Vemos con frecuencia que los novilleros comienzan bien los trasteos y, al cabo de unos primeros compases, consienten deliberadamente su deslizamiento hacia la superficialidad. No digamos si, por ende, el novillo es manso y poco colaborador. Entonces, el pase de ‘camama’, el rodillazo y ‘tentetieso’ se convierten en moneda de cambio.
Los novillos de Triana, de aspecto más parecido al eral que al utrero, se emperezaron al poco de salir al ruedo y cuatro de los seis anduvieron desmotivados y tardos. Sin embargo, no fueron ellos duros de pelar ni mucho menos. Uno de los potables fue el cuarto, pero a partir del segundo tercio, porque de salida volteó golpeándose los lomos e hincó después por dos veces los pitones en la arena quebrantándose mucho.
Javier Solís abrió animoso por alto la faena de muleta y engarzó un par de series con la mano derecha que no tuvieron continuidad en el toreo al natural. Por ese pitón no se halló y la faena se precipitó hacia un final animoso más no brillante. Concluyó de media estocada y un descabello y sin que mediase petición por parte del público, decidió embarcarse en una lenta vuelta al ruedo por su cuenta.
No difirió demasiado el contenido de esta faena de la realizada primeramente a otro novillote móvil por el pitón derecho y revoltoso cuando lo tentaban por el izquierdo.

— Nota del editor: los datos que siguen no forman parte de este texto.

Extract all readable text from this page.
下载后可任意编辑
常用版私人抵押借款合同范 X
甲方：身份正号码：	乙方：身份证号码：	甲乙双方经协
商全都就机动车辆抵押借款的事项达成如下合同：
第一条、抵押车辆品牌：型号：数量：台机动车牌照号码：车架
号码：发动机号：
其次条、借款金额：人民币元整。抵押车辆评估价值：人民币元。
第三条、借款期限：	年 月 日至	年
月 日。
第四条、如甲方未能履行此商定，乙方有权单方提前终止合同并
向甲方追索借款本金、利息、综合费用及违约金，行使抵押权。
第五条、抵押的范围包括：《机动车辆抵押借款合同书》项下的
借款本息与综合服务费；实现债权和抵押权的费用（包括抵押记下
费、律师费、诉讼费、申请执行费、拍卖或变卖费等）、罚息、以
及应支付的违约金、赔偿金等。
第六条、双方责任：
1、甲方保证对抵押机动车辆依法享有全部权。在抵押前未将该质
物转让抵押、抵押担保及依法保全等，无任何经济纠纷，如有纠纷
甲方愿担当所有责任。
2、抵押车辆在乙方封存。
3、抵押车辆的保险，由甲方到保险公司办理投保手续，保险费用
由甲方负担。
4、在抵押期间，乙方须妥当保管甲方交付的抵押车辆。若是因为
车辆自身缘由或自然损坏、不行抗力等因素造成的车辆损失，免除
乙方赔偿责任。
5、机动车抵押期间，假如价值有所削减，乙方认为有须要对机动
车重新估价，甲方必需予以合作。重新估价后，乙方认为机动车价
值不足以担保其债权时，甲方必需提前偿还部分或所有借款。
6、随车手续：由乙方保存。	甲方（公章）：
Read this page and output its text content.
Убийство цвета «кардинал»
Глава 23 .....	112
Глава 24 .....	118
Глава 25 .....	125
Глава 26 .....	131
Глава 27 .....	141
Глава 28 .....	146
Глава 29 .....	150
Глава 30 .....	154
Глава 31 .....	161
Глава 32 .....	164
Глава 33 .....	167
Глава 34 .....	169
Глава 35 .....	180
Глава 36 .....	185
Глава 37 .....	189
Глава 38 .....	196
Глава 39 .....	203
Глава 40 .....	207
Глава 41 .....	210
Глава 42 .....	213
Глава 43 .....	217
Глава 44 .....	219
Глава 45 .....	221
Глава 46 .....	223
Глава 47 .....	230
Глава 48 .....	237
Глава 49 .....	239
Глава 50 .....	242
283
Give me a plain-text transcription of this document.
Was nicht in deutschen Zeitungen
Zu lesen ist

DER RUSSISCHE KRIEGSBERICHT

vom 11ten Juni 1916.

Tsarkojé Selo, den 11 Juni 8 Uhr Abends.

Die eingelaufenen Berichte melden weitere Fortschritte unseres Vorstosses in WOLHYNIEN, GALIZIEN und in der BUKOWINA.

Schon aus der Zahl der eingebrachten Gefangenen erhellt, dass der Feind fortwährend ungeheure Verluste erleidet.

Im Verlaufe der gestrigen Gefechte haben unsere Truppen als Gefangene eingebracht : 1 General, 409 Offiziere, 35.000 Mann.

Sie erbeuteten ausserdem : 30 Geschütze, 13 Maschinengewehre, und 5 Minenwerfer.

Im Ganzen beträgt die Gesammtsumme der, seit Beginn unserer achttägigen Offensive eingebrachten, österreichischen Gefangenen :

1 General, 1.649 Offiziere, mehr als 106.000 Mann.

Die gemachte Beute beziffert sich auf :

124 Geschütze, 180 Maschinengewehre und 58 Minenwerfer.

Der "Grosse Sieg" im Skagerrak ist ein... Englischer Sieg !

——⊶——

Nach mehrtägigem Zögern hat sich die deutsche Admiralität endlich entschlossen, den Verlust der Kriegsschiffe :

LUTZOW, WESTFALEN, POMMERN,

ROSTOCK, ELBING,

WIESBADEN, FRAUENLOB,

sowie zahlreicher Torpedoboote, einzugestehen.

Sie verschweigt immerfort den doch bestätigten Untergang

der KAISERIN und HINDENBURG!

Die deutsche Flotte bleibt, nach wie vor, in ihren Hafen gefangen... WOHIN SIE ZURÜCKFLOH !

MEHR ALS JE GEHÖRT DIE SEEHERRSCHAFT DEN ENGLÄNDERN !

Constatamos en Sergio Marín un toreo de quietud y mucho temple, facetas insospechadas en un novillero tan joven y poco experimentado. Su propuesta desde luego no es nueva ni original, hay precedentes, pero Marín se esfuerza para desarrollarla con esmero, con una pulcritud elegantona, suficiente y valerosa.
Le cupieron en suerte al joven madrileño dos antagonistas malos de solemnidad. El segundo en turno persiguió la tela rebrincando el viaje y el quinto se paró a la defensiva brindando, exclusivamente, medias arrancadas dirigidas a topar. En ambos se fajó en la distancia corta, les robó muletazos de mérito y certificó que quiere llegar lejos en esta profesión que Camilo José Cela definió ‘de locos gloriosos’. Además se echó a matar sin ambages, jugándose la voltereta. El gran público vio un torero valiente, pero los aficionados cabales y los profesionales vislumbraron un torero con y para el futuro.
En la misma escuela que Marín ha estudiado el ecuatoriano Pablo Santamaría y, sin embargo, su progresión no va en paralelo. Queda exculpado por la lidia al tercero, pues fue novillo manso y cobardón que no movió un dedo por ayudarle. Pero en su faena al sexto, bueno de verdad para el torero, no debió de mezclar tiempos y espacios de manera tan desordenada. Obvió el toreo al natural y una tanda con la diestra a todas luces resultó insuficiente para lograr la emoción del público, así que las calidades del novillo se diluyeron en los recovecos de un trasteo turbio, volátil e inconstante.